Aunque sea de paso, debemos advertir que decimos fatal en el sentido de inevitable, no en el de ciego y menos de injusto. En cualquiera época que estudiemos á los hombres hallamos desigualdad natural entre ellos, lo cual en parte se explica como necesario á la sociabilidad, y en parte no. En todo estudio se llega á un non plus ultra; se encuentra lo desconocido, lo inexplicable, que unos dan por explicado sin estarlo, otros llaman misterio, y otros absurdo ó injusticia: nosotros somos de los que le llamamos misterio. Le hay en la desigualdad congénita de los hombres; cuando es, será porque debe ser; pero aun los que no vean en ella la justicia divina, no pueden negarse á la evidencia de que está en la naturaleza humana. Providencial ó fatal, es innegable la desigualdad de los hombres de todos los tiempos y lugares; y cualquiera que sea el grado de su cultura, ésta modifica, no destruye el hecho primitivo de las grandes diferencias individuales.

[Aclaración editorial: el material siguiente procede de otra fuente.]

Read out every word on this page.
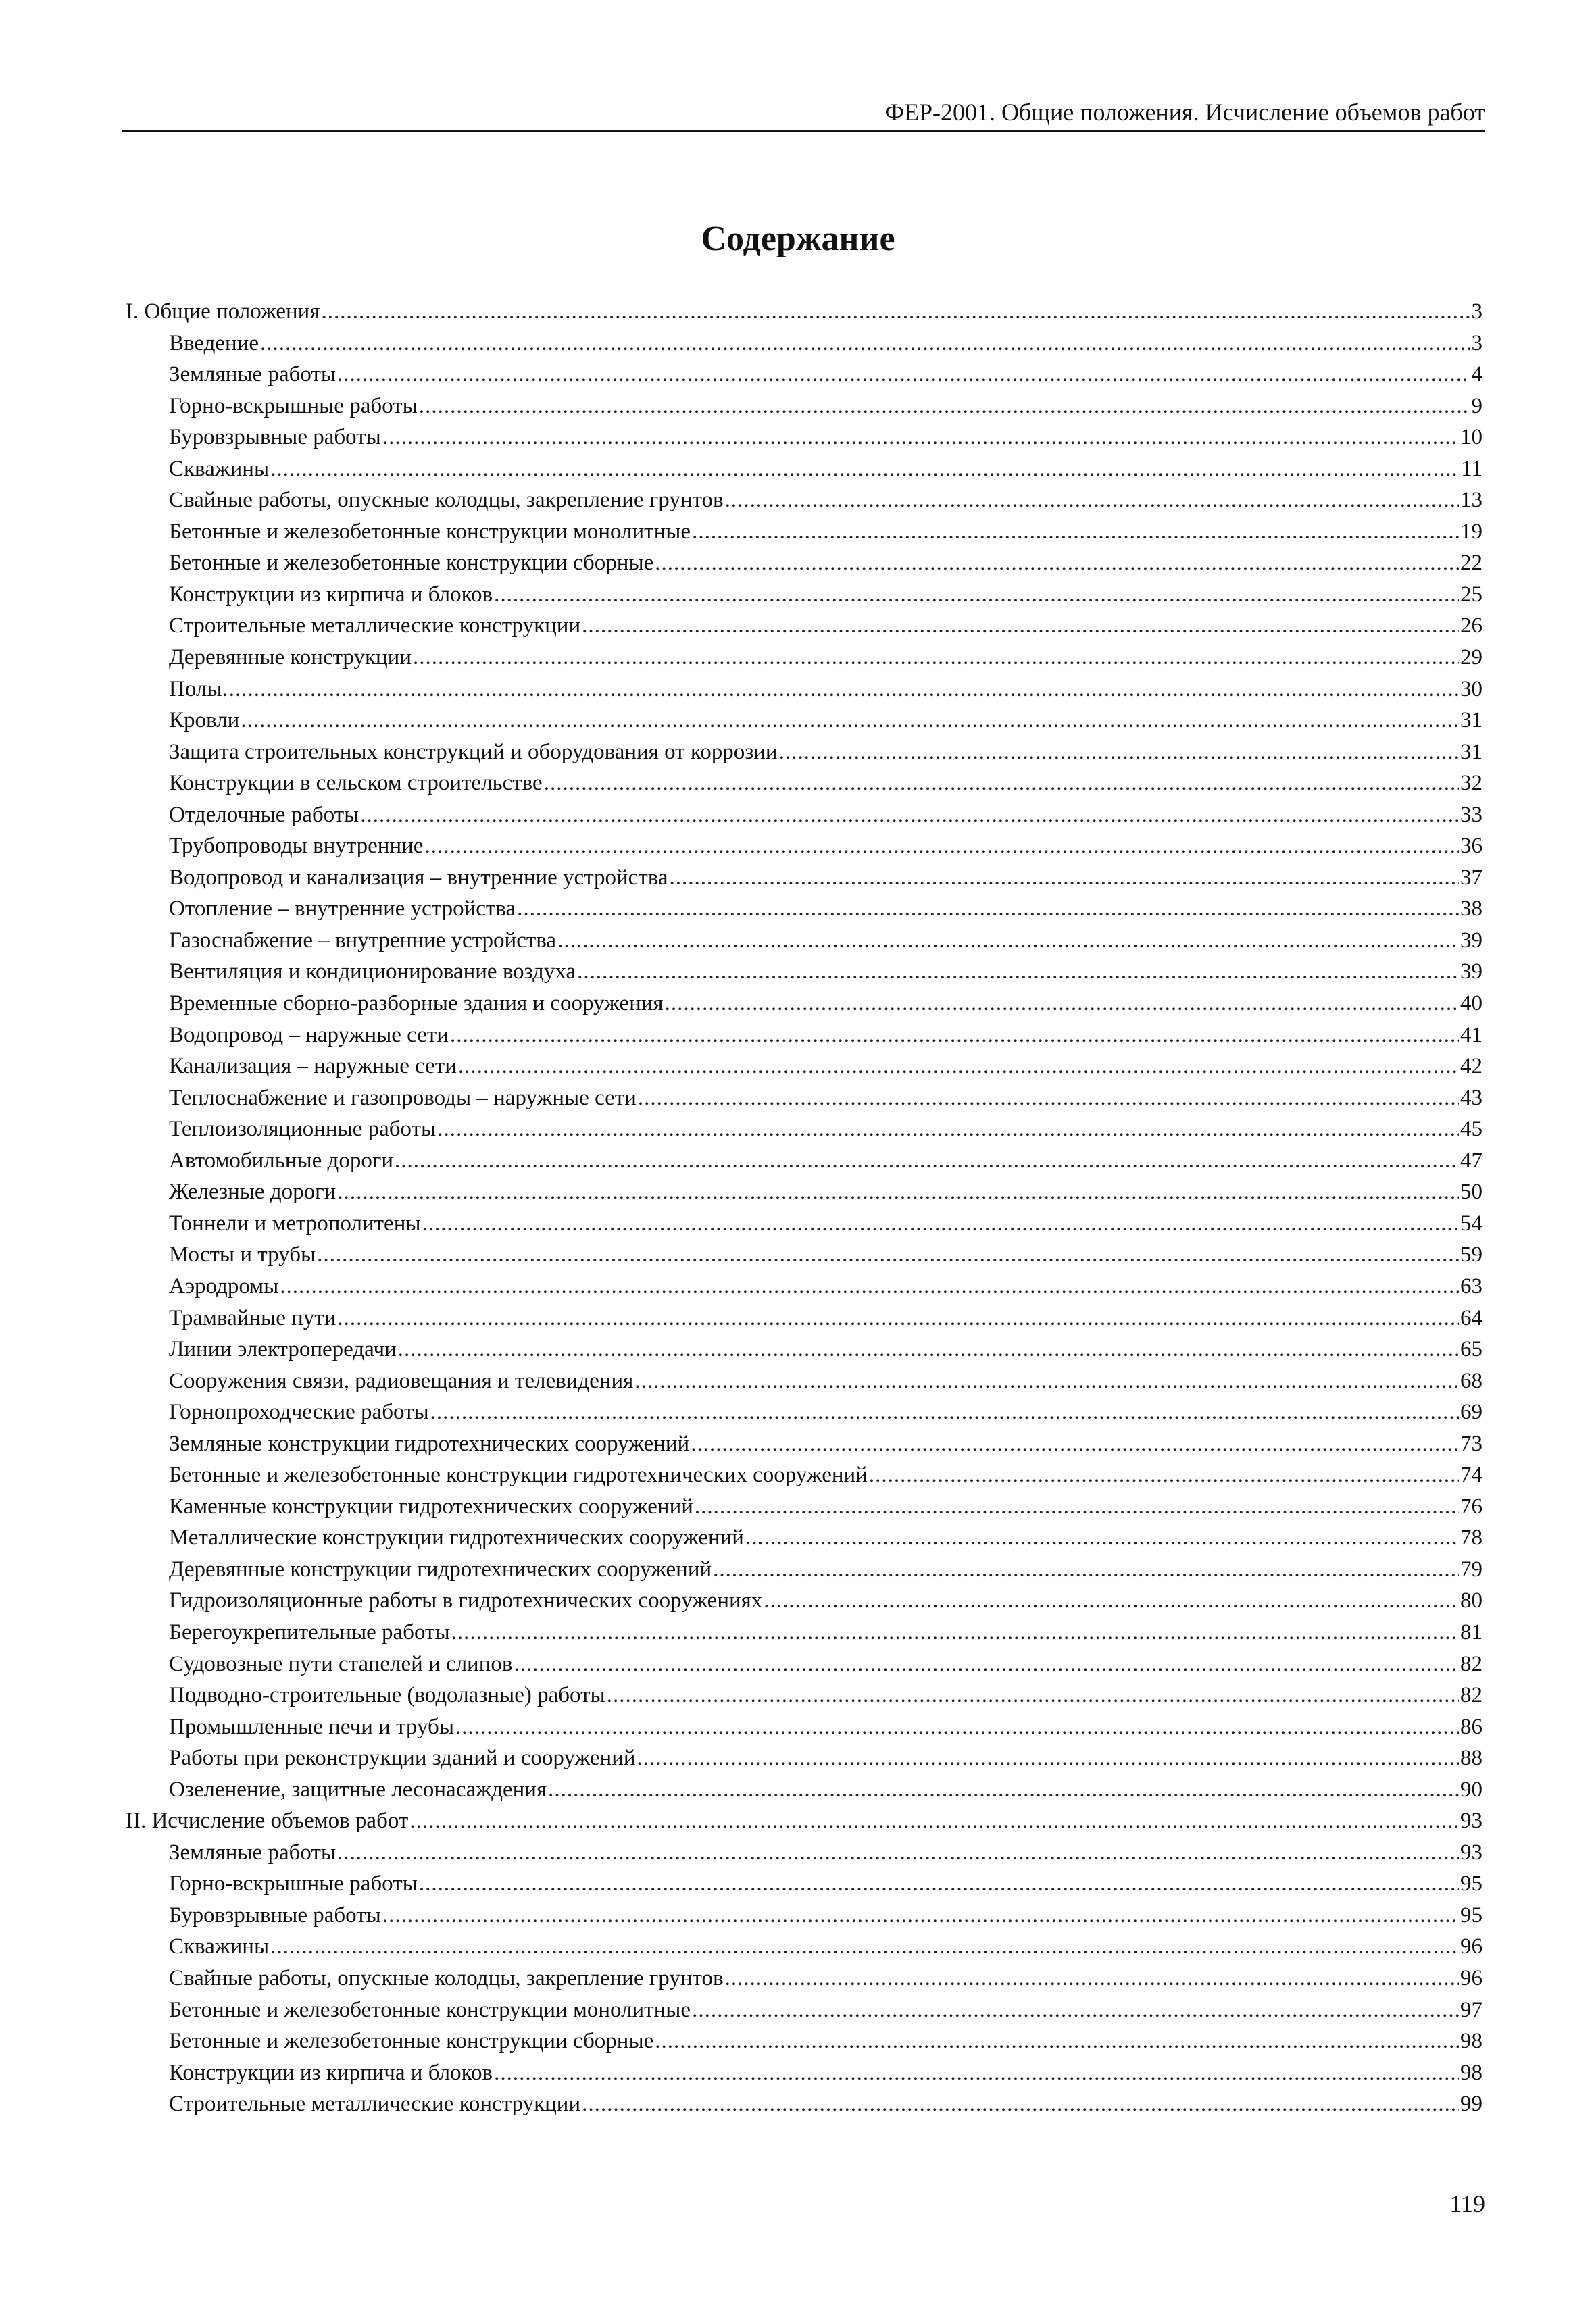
ФЕР-2001. Общие положения. Исчисление объемов работ
Содержание
I. Общие положения .....	3
Введение .....	3
Земляные работы .....	4
Горно-вскрышные работы .....	9
Буровзрывные работы .....	10
Скважины .....	11
Свайные работы, опускные колодцы, закрепление грунтов .....	13
Бетонные и железобетонные конструкции монолитные .....	19
Бетонные и железобетонные конструкции сборные .....	22
Конструкции из кирпича и блоков .....	25
Строительные металлические конструкции .....	26
Деревянные конструкции .....	29
Полы. .....	30
Кровли .....	31
Защита строительных конструкций и оборудования от коррозии .....	31
Конструкции в сельском строительстве .....	32
Отделочные работы .....	33
Трубопроводы внутренние .....	36
Водопровод и канализация – внутренние устройства .....	37
Отопление – внутренние устройства .....	38
Газоснабжение – внутренние устройства .....	39
Вентиляция и кондиционирование воздуха .....	39
Временные сборно-разборные здания и сооружения .....	40
Водопровод – наружные сети .....	41
Канализация – наружные сети .....	42
Теплоснабжение и газопроводы – наружные сети .....	43
Теплоизоляционные работы .....	45
Автомобильные дороги .....	47
Железные дороги .....	50
Тоннели и метрополитены .....	54
Мосты и трубы .....	59
Аэродромы .....	63
Трамвайные пути .....	64
Линии электропередачи .....	65
Сооружения связи, радиовещания и телевидения .....	68
Горнопроходческие работы .....	69
Земляные конструкции гидротехнических сооружений .....	73
Бетонные и железобетонные конструкции гидротехнических сооружений .....	74
Каменные конструкции гидротехнических сооружений .....	76
Металлические конструкции гидротехнических сооружений .....	78
Деревянные конструкции гидротехнических сооружений .....	79
Гидроизоляционные работы в гидротехнических сооружениях .....	80
Берегоукрепительные работы .....	81
Судовозные пути стапелей и слипов .....	82
Подводно-строительные (водолазные) работы .....	82
Промышленные печи и трубы .....	86
Работы при реконструкции зданий и сооружений .....	88
Озеленение, защитные лесонасаждения .....	90
II. Исчисление объемов работ .....	93
Земляные работы .....	93
Горно-вскрышные работы .....	95
Буровзрывные работы .....	95
Скважины .....	96
Свайные работы, опускные колодцы, закрепление грунтов .....	96
Бетонные и железобетонные конструкции монолитные .....	97
Бетонные и железобетонные конструкции сборные .....	98
Конструкции из кирпича и блоков .....	98
Строительные металлические конструкции .....	99
119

Pero el hombre no es sólo un organismo físico, un conjunto de facultades intelectuales, sino también un sér moral; además de bello ó feo, endeble ó fuerte, limitado ó inteligente, puede ser bueno ó malo, y el serlo depende de él, de él solo; no hay aquí fatalidad; todo el que hace mal, si está en su cabal juicio, es porque quiere hacerlo. En cualquier lugar donde existen hombres los hay malos y buenos, peores y mejores; toda colectividad que tiene recuerdos, conserva la memoria de bondades ejemplares, de virtudes á toda prueba, de abnegaciones sin límites, al propio tiempo que necesita reprimir hechos atentatorios al orden y que, si se generalizasen, harían imposible la sociedad. El excepcionalmente bueno y el excepcionalmente malo, el que se reverencia con amor y el que se persigue con odio, el justo y el delincuente, son los extremos de la desigualdad moral, cuyos intermedios varían al infinito. Pero si las diferencias físicas é intelectuales se reciben, las morales se crean, su origen está en la libertad del hombre, en su voluntad recta ó torcida.

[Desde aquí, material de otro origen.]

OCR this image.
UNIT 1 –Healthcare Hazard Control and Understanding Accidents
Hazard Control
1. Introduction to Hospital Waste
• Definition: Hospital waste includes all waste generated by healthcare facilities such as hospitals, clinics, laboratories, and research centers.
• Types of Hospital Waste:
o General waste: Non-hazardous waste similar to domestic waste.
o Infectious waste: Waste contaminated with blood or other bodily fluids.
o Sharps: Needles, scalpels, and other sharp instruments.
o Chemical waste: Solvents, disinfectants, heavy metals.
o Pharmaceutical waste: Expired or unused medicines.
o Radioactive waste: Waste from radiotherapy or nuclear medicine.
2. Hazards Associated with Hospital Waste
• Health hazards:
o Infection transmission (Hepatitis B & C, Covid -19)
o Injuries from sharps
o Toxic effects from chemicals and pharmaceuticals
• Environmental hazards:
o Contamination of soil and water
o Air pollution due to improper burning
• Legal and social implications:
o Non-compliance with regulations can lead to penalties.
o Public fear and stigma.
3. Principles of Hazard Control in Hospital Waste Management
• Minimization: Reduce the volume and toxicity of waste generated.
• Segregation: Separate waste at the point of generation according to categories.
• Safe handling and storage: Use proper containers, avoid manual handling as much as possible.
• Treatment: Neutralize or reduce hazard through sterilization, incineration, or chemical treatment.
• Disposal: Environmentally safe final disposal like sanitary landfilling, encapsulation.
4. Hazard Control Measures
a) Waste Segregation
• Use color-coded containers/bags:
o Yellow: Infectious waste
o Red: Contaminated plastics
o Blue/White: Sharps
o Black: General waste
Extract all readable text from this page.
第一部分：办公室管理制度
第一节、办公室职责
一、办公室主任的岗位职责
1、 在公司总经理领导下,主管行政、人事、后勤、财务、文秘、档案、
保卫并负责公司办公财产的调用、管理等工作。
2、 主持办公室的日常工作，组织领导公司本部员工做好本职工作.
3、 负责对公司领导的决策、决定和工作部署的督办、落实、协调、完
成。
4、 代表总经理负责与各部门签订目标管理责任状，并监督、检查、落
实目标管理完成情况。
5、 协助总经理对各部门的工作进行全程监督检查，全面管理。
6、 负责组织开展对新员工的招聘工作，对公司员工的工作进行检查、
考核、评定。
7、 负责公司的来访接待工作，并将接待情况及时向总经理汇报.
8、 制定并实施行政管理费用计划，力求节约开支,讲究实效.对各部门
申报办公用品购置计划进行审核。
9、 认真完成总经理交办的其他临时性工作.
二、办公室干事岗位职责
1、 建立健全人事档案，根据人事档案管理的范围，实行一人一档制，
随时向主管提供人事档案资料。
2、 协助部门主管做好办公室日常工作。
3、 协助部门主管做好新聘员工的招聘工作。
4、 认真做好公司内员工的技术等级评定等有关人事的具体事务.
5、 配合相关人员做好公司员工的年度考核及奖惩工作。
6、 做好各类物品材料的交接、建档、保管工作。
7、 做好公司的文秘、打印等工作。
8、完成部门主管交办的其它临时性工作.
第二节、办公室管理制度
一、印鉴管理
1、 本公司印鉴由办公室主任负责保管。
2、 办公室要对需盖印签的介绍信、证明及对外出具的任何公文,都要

Son tres los elementos (físico, intelectual y moral) que entran en la desigualdad; de los dos primeros no se dispone, del último sí, y con él puede reaccionar de tal modo sobre los otros que venga á ser preponderante en vez de estar supeditado. ¿Quién no conoce personas que por falta de moralidad han destruido un físico fuerte, y otras delicadas que se han fortalecido con la constancia en un buen régimen que no es posible sino á los que tienen buena conducta? Por donde quiera se ven ejemplos de ventajas conseguidas respecto á los que nacieron mejor dotados, de desigualdades físicas invertidas por la moralidad ó la falta de ella; de modo que en muchos casos, aun aquellas dotes que parecen recibidas fatalmente, pueden conquistarse con la voluntad recta y perderse con la voluntad torcida; lo último, sobre todo, es indefectible; la organización más privilegiada no resiste al desorden y al vicio, que no tarda en rebajar á los que la Naturaleza había elevado al nacer.
Aunque no tan grande como la robustez, la belleza es una gran ventaja que está muy desigualmente distribuída. ¿Pero puede conservarse la belleza que se recibe sin la moralidad de que se dispone? ¿Cuánto tiempo dura la belleza del hombre crapuloso, de la mujer liviana, del malvado, en cuyo rostro contraído no tardan en reflejarse sus pensamientos siniestros? Poco dura, fugaz es, y ellos muy pronto inferiores, aun estéticamente considerados, á los que tienen la hermosura del alma. El efecto útil de la belleza para el que la tiene, es la impresión que produce. ¿Y quién no sabe que esta impresión depende muchas veces menos de las dotes físicas recibidas que de las morales consecuencia de la voluntad? ¿Quién no conoce personas que no son hermosas, y hasta que son feas, pero que, no obstante, agradan, son simpáticas, porque la dulzura del carácter, la bondad del corazón, la paz del espíritu, la rectitud de la conciencia, se revelan en el rostro, cuyo atractivo no está en las formas, ni en el color, sino que es un reflejo de la belleza del alma? Son feos porque quieren, decía uno con gran asombro de los que no comprendían cuanta verdad hay en esta frase; variándola un poco, diciendo: – son desagradables porque quieren – puede sostenerse su exactitud, porque el que tiene voluntad de ser bueno lo es, y siéndolo, no habrá en su aspecto exterior nada repulsivo, y, por el contrario, tendrá siempre algo que agrada y atrae.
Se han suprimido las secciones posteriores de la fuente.